Aggiornamento: 14 giu 2023



Il suo "prima" erano le ginocchia sbucciate e un pallone da calcio sotto un piede.

Ricordava bene quella giornata. Come avrebbe mai potuto dimenticarla.

Era la giornata del trionfo. Era l’inizio del “dopo”.

Si era aggiudicato il premio di miglior giocatore della stagione, la sua squadra aveva vinto il campionato e l’aspettava un ghiacciolo gratis che il parroco aveva promesso a tutti loro.

Rammentava le pacche sulle spalle, la medaglia intorno al collo e la coppa sopra la sua testa mentre il sagrestano scattava la foto della vittoria.

Sognava una carriera da calciatore, San Siro e l’Olimpico. Immaginava il suo volto impresso su una figurina Panini.

Non pensava ai soldi. Quelli li avrebbe avuti sempre. I suoi gli davano una bella paghetta e se la sarebbe fatta bastare per tutta la vita.

Nei suoi pensieri di bambino non esistevano mutui da estinguere, bollette da pagare e alimenti da comprare.

I soldi non erano importanti. L’unica priorità per lui era essere ricordato come il miglior giocatore di tutti i tempi.

A questo pensava mentre si dirigeva a casa con suo padre, mentre aprivano la porta d’ingresso, mentre il padre chiamava la moglie annunciando il loro rientro.

Continuò a fantasticare anche quando vide sua madre volare.

Fu quello il suo pensiero quando si accorse che i piedi della donna non toccavano terra, quando suo padre urlò “Maria” spingendolo via, lontano da quella strana visione.

Cominciarono a diffondersi grida e si chiese cosa stesse accadendo.

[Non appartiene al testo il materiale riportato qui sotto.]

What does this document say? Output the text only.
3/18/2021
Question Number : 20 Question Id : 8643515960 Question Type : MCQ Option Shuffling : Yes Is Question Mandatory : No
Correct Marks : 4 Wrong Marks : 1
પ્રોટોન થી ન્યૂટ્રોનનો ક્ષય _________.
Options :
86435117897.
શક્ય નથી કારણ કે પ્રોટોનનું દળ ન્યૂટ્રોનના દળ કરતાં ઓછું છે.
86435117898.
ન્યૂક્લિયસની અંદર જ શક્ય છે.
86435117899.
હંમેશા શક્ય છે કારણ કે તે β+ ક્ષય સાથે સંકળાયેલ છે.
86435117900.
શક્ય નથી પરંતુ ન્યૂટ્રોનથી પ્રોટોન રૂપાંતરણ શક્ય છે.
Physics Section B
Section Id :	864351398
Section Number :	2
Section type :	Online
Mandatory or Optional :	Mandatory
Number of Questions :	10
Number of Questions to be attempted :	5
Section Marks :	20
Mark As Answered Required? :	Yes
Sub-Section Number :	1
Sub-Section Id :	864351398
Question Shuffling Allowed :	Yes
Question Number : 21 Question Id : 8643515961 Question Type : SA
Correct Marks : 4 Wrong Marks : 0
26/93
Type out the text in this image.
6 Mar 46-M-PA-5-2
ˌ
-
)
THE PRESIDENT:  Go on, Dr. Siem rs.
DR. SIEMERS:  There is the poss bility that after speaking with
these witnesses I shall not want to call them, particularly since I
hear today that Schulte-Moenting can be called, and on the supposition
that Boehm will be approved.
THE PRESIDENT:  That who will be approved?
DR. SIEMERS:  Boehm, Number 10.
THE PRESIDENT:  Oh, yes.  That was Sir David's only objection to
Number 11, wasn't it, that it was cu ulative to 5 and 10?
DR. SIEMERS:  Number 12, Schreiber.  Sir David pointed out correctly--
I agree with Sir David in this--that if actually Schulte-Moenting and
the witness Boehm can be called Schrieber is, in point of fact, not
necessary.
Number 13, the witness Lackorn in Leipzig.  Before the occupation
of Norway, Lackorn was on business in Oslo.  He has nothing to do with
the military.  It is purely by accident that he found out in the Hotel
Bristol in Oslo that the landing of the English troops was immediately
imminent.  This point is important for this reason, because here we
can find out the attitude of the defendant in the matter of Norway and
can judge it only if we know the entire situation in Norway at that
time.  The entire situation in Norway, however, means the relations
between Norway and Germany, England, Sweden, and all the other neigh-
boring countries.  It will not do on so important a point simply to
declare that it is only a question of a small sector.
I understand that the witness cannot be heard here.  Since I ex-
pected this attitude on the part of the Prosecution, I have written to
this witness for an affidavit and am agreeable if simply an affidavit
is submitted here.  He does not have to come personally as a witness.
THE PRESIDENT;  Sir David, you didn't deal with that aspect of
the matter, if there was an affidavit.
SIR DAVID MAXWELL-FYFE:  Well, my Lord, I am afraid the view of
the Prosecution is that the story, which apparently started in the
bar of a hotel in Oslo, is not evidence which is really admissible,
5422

La mamma aveva imparato a volare. No, si corresse. La mamma ha imparato a lievitare.

Quello strano pensiero gli rimase impresso per qualche secondo.

La mamma lievitava perché intorno al collo aveva il suo foulard preferito che stava sfidando la legge di gravità. Il foulard non ricadeva sul suo seno come avrebbe dovuto.

Il foulard era attaccato a una trave. Quella bella trave a vista che tutti gli amici di papà invidiavano dicendo che aveva fatto bene a recuperare e mantenere.

Sua madre aveva una strana espressione.

Suo padre aveva avvicinato una sedia e con un coltello aveva tagliato quel bel grande fazzoletto a pois.

Lo sentiva piangere e implorare il bambino di andare via. Diceva che la mamma si era fatta male mentre stava pulendo.

Il bimbo arretrò senza mai allontanare gli occhi dalla scena.

Ora la mamma era sdraiata a terra. Il padre si precipitò verso il telefono. Fece un numero, riattaccò, imprecò. Riprese il ricevitore in mano e ricompose di nuovo un numero.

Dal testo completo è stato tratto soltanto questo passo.